For the third time in five years, abnormally warm water has caused a "mass bleaching" of coral, and some of it will not survive. Scientists say global warming is killing reefs worldwide.
Record-breaking warm waters have bleached large parts of Australia's Great Barrier Reef this year, as they did in 2016 and 2017, scientists reported Thursday — the latest sign that global warming threatens the health of one of the world's most important marine ecosystems.
"We can confirm that the Great Barrier Reef is experiencing its third mass-bleaching event in five years," David Wachenfeld, chief scientist of the Great Barrier Reef Marine Park Authority, said in a video posted on its website.
Water that is warmer than normal stresses the corals that create a reef, causing them to lose color and even become white. Corals that experience minor or moderate bleaching usually recover, but those that are severely bleached often die.
Scientists say that reefs around the world have been dying at an alarming rate for several years because of global warming. Reef corals grow very slowly, and while most of them can only live in warm water, they are highly sensitive to above-normal temperatures.
The Great Barrier Reef is estimated to support thousands of marine species, and it is essential to the lives of some aboriginal groups and the natives of the Torres Strait Islands, between the Australian mainland and New Guinea. It also drives significant economic activities like tourism and fishing; scientists said that important areas for reef tourism, particularly in the north, have not been hit badly this year.
The Great Barrier Reef Authority, an Australian government agency, based its announcement of mass bleaching on observations, still underway, made in the water and from the air.
The data is new, but not surprising. The same weather patterns that generated record-breaking heat and catastrophic fires in Australia during the Southern Hemisphere's spring and summer have also heated the oceans.
In terms of water temperatures around the reef, February was the warmest month on record, with readings in some places more than 5 degrees Fahrenheit above average for the time of year, the authority recently reported.
"The Great Barrier Reef remains under pressure from heat stress that accumulated over the 2019-20 summer, particularly in February and early March 2020, and resultant bleaching that is occurring," the authority said in a statement released Thursday.
The reef — really a network of hundreds of reefs — is the world's largest, running for more than 1,700km in the Pacific Ocean, off Australia's tropical northeastern coast. It consists primarily of the bleached remains of countless past generations of corals and mollusks, with living corals and other invertebrates clinging to its surface.
"Some reefs that have been surveyed have had no bleaching whatsoever, right through to reefs with very severe bleaching, with 80 per cent or more of the corals observed being bleached," Wachenfeld said. Taking into account 2016 and 2017, he added, "many of those reefs are bleaching for the third time."
In 2017, after the last mass bleaching, scientists reported that large stretches of the reef were dead or dying.

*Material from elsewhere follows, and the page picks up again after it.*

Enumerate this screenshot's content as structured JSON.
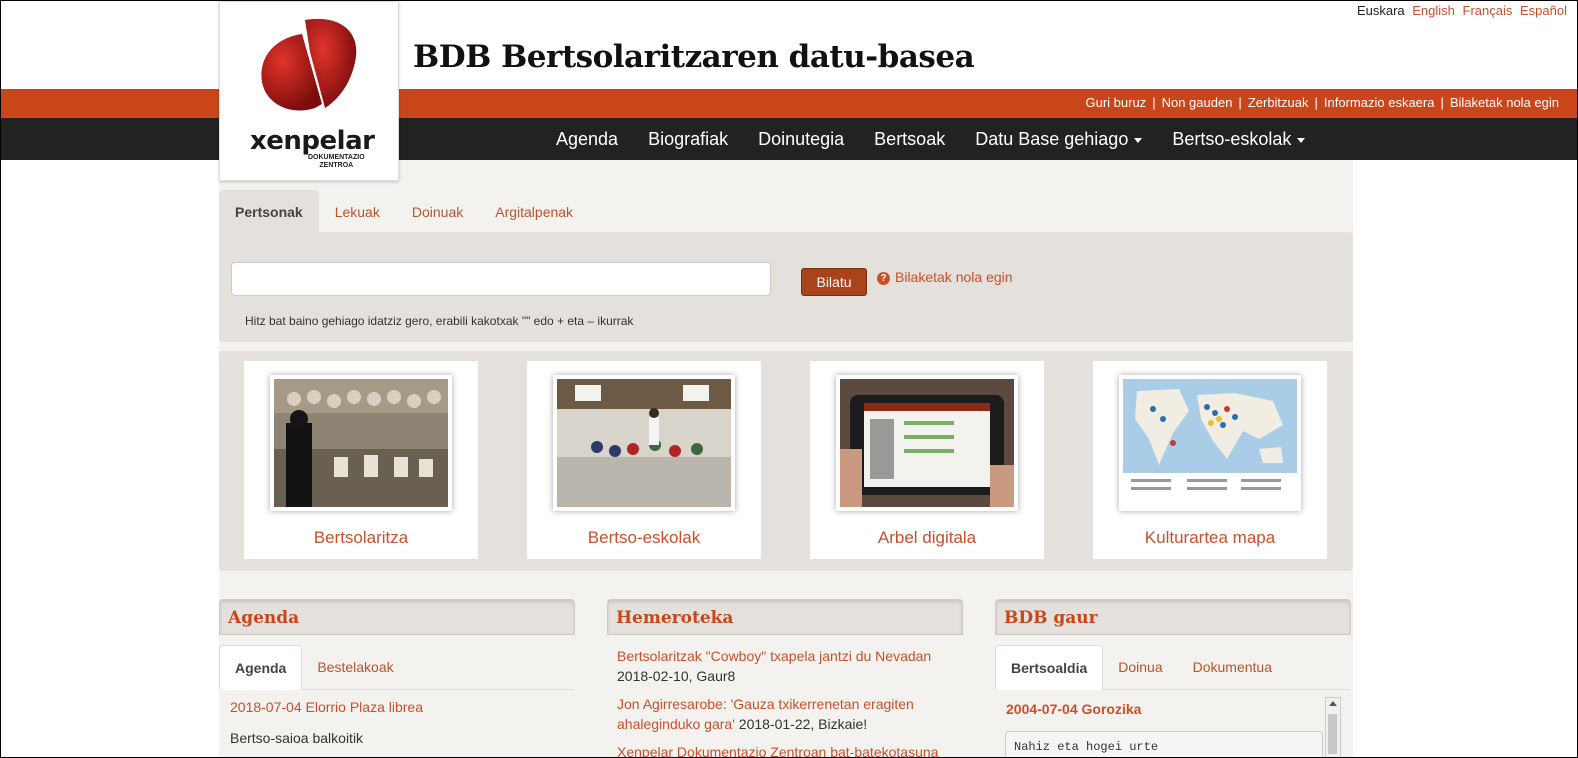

Last year, before the recent heat wave and bleaching, the authority published a detailed assessment of the reef's outlook, an analysis that is conducted every five years. Of the dozens of ecological indicators it gauged, about 40 per cent "are in poor to very poor condition," it said, and "some critical ecosystem functions have deteriorated since 2014."
The government's Reef 2050 plan aims to reduce the water pollution that also threatens corals, regulating factors like agricultural runoff, dredging and port development. There are also programs in place to control sudden spikes in the population of crown-of-thorns seastars, which feed on coral.
But those measures cannot make up for the damage done by global warming, scientists warn. "Climate change," the reef authority said Thursday, "remains the single greatest challenge to the reef."